Elsewhere another longform piece, Things With Wings, heads into much darker territory, a musical exercise in conjuring up a nightmare during which we may not know what the titular Winged Things are, but we do know quite categorically that we never, ever want to find out for ourselves! In places this one could even grace the work of Can – I will leave that to the individual reader whether or not that is a good thing! The final long selection here is the almost-title track, Vikings At First, which divides its time between relaxing, drifting passages and much busier interludes. If anyone has ‘Floydian Soundcapes’ on their ‘buzzword bingo’ card, then tick it off, as there is no other phrase to do justice to parts of this standout piece! The longest track on here at almost fifteen minutes, it could be seen as something of an odd title, as while Viking raids have been described as many things over the years, ‘ambient’ is very rarely one of them. Having said that, of course, one imagines it couldn’t all be daily pillages and village-burning in the Viking Hordes, and there would probably have been rather long stretches of ‘here’s some waves, very relaxing, oh look, here’s some more waves’ – so the musical structure does begin to make evocative sense. The closing After Viking, following on from the this one, is by contrast a fully laid-back, calming piece to close. This would seem appropriate, as one would thing that sitting in the smouldering ruins of one’s village might well lead to some soul-searching reflection!

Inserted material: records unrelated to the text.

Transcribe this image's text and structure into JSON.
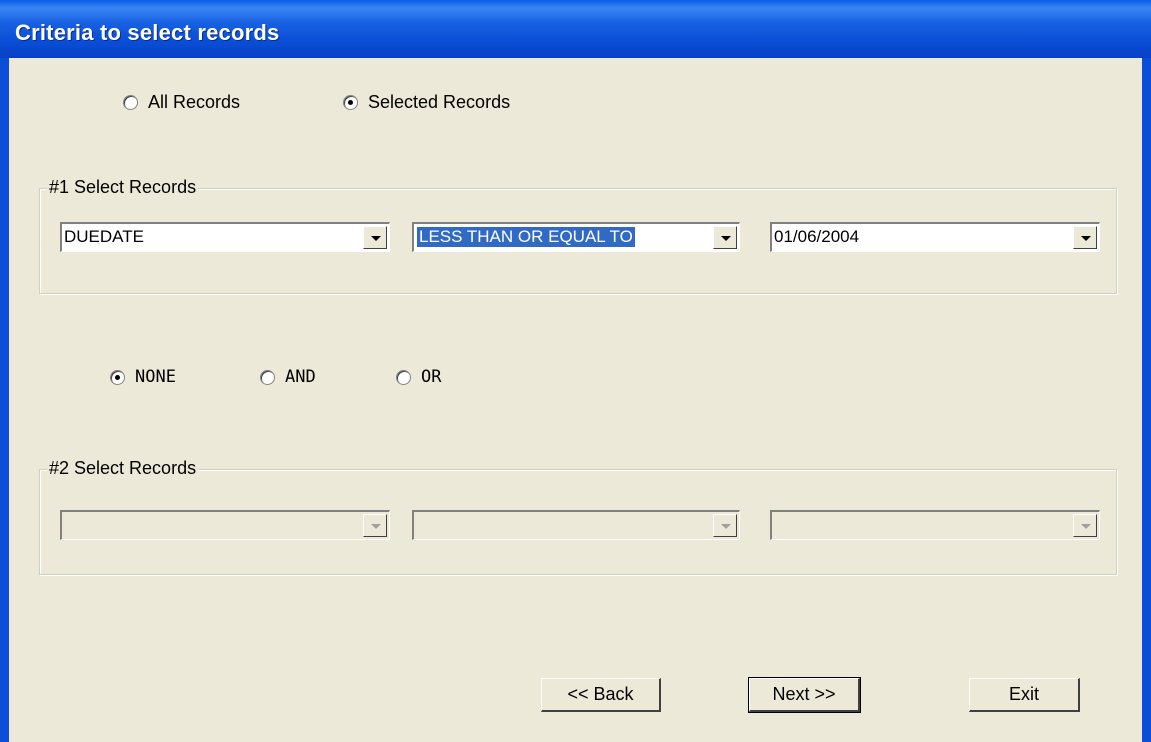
{
  "window": {
    "title": "Criteria to select records"
  },
  "record_scope": {
    "options": [
      {
        "label": "All Records",
        "selected": false
      },
      {
        "label": "Selected Records",
        "selected": true
      }
    ]
  },
  "group1": {
    "legend": "#1 Select Records",
    "field": "DUEDATE",
    "operator": "LESS THAN OR EQUAL TO",
    "value": "01/06/2004"
  },
  "logic": {
    "options": [
      {
        "label": "NONE",
        "selected": true
      },
      {
        "label": "AND",
        "selected": false
      },
      {
        "label": "OR",
        "selected": false
      }
    ]
  },
  "group2": {
    "legend": "#2 Select Records",
    "field": "",
    "operator": "",
    "value": ""
  },
  "buttons": {
    "back": "<< Back",
    "next": "Next >>",
    "exit": "Exit"
  },
  "colors": {
    "titlebar": "#0a4fd7",
    "face": "#ece9d8",
    "selection": "#316ac5"
  }
}
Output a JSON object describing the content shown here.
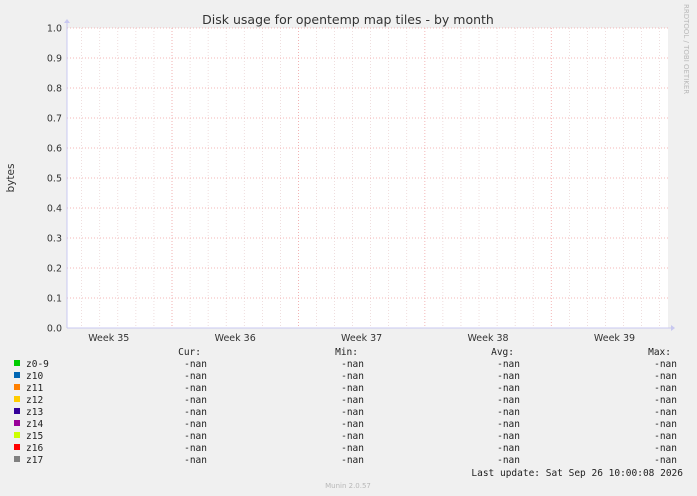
{
  "chart_data": {
    "type": "area",
    "title": "Disk usage for opentemp map tiles - by month",
    "ylabel": "bytes",
    "xlabel": "",
    "categories": [
      "Week 35",
      "Week 36",
      "Week 37",
      "Week 38",
      "Week 39"
    ],
    "ylim": [
      0,
      1.0
    ],
    "yticks": [
      "0.0",
      "0.1",
      "0.2",
      "0.3",
      "0.4",
      "0.5",
      "0.6",
      "0.7",
      "0.8",
      "0.9",
      "1.0"
    ],
    "grid": true,
    "watermark": "RRDTOOL / TOBI OETIKER",
    "series": [
      {
        "name": "z0-9",
        "color": "#00cc00",
        "values": [],
        "cur": "-nan",
        "min": "-nan",
        "avg": "-nan",
        "max": "-nan"
      },
      {
        "name": "z10",
        "color": "#0066b3",
        "values": [],
        "cur": "-nan",
        "min": "-nan",
        "avg": "-nan",
        "max": "-nan"
      },
      {
        "name": "z11",
        "color": "#ff8000",
        "values": [],
        "cur": "-nan",
        "min": "-nan",
        "avg": "-nan",
        "max": "-nan"
      },
      {
        "name": "z12",
        "color": "#ffcc00",
        "values": [],
        "cur": "-nan",
        "min": "-nan",
        "avg": "-nan",
        "max": "-nan"
      },
      {
        "name": "z13",
        "color": "#330099",
        "values": [],
        "cur": "-nan",
        "min": "-nan",
        "avg": "-nan",
        "max": "-nan"
      },
      {
        "name": "z14",
        "color": "#990099",
        "values": [],
        "cur": "-nan",
        "min": "-nan",
        "avg": "-nan",
        "max": "-nan"
      },
      {
        "name": "z15",
        "color": "#ccff00",
        "values": [],
        "cur": "-nan",
        "min": "-nan",
        "avg": "-nan",
        "max": "-nan"
      },
      {
        "name": "z16",
        "color": "#ff0000",
        "values": [],
        "cur": "-nan",
        "min": "-nan",
        "avg": "-nan",
        "max": "-nan"
      },
      {
        "name": "z17",
        "color": "#808080",
        "values": [],
        "cur": "-nan",
        "min": "-nan",
        "avg": "-nan",
        "max": "-nan"
      }
    ],
    "legend_headers": {
      "cur": "Cur:",
      "min": "Min:",
      "avg": "Avg:",
      "max": "Max:"
    },
    "last_update": "Last update: Sat Sep 26 10:00:08 2026",
    "footer": "Munin 2.0.57"
  }
}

All in all, this is a good listen. It’s varied enough to avoid any wallpaper accusations, it contains enough contrast between the electronica and the guitars to avoid any robotic or soulless tendencies, and best of all it doesn’t overstay its welcome, coming in at a nice digestible 55 minutes or so, resisting the temptation to fill up the available minutes with bland filler. It’s a smart move. If you’re a lover of any era of Tangerine Dream, or even the more electronic space-rock excursions of Hawkwind or Gong, and if you can appreciate the polarising work Steve Hillage has done with the oft-dismissed but excellent System 7, then there will be a lot for you to enjoy here. Plus, Mollart and Bailey are both credited with playing ‘machines’ – and you have to find out what that’s about, right?